For this assignment, I want you to find a granite surface and take a photograph of it. If you really get stuck finding a granite surface, try heading to Lowes or Home Depot and visit the kitchen planning area to see many different samples of granite. If you are really adventurous, try going to a granite warehouse where you can see a number of large slabs. It is truly a thrill to inspect the variety of minerals in granite. Cautionary note: although “Quartz” countertop materials have become popular lately, and some can be manufactured to look very similar to granite, they are NOT a natural rock. They are man-made, like a terrazzo floor or concrete. Don’t be fooled.
Remember that while you are looking at a rock, what you are actually seeing are the interlocked mineral crystals. After you find your granite, you will identify at least three of the minerals that are evident from a visual inspection. You will do this based on the color of the constituent minerals and by doing some research to learn the “usual suspects” that you might find in that variety of granite. Do not worry about being exact with your identification. Just do your best.
Figure 4. The image above illustrates some of the most typical minerals that appear in granite. Image credit: Slippery Rock Gazette
Part A: The Texture of Igneous Rocks
- What is magma and how does it differ from lava?
- Explain how and why the rate of cooling is different for magma and lava.
- Discuss how the rate of cooling of molten rock influences the size of the mineral crystals.
- Granite has a phaneritic texture. Explain what that means, and what it has to do with the cooling history of the rock.
- Do some research and find information on a granite quarry. Insert an image of the quarry, give the location, and provide a short description of the type of granite this quarry is known for.
- Include links to each resource used to help you with your image and quarry information.
Part B: Granite Field Trip
- Take a photo of your granite, and insert it into your assignment.
- Explain where you found your granite. Was it in your kitchen, in a store, or elsewhere?
- Annotate your photo with circles around at least three specific minerals and attempt to identify them. Use an arrow with a label for the mineral name.

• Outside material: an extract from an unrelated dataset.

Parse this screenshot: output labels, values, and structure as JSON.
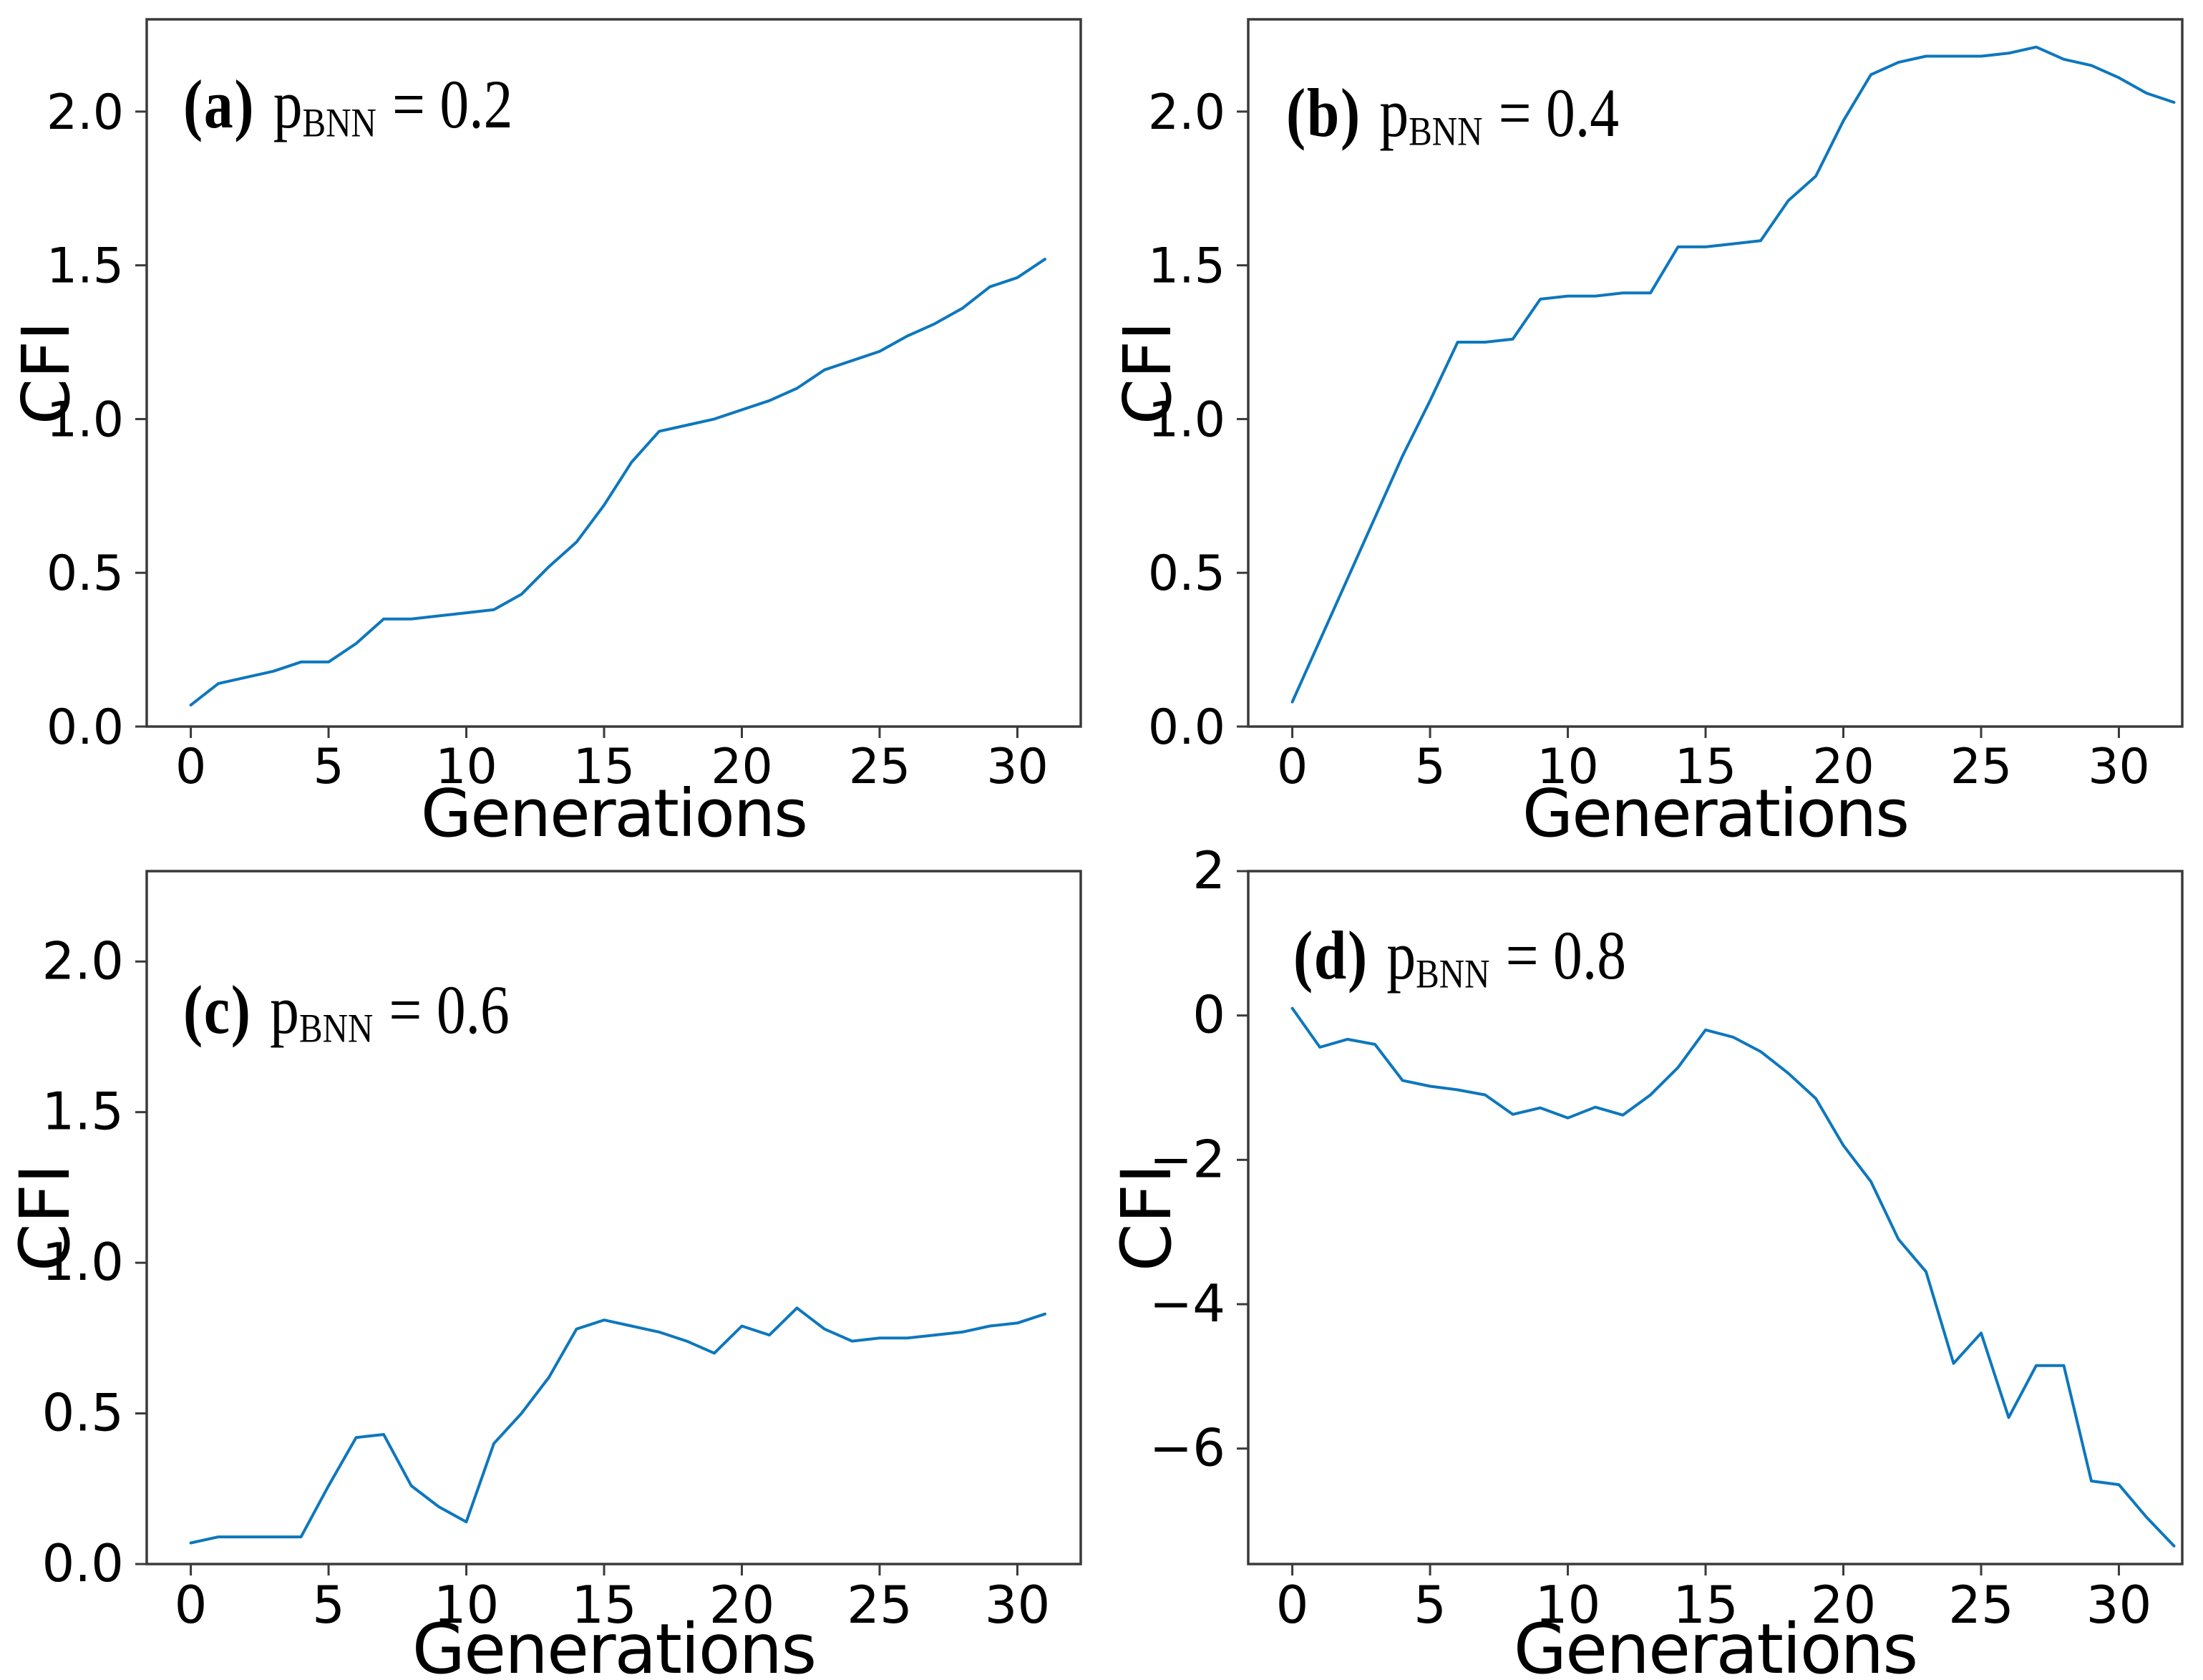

Look at the image above for an idea of how this might be done and read the information in the lesson folder for the typical mineral found in granite.
- Include a link to each resource used to help you with your mineral identification and information on granite.
GRADING (guidelines to earn maximum points)
- Length and detail: Observe a 300-word minimum (in total) with adequate length and detail for each response.
- Formatting: Format your assignment so it is well organized for the reader.
- References: Include credits (links) to the resources you used for information and any images you used for this assignment.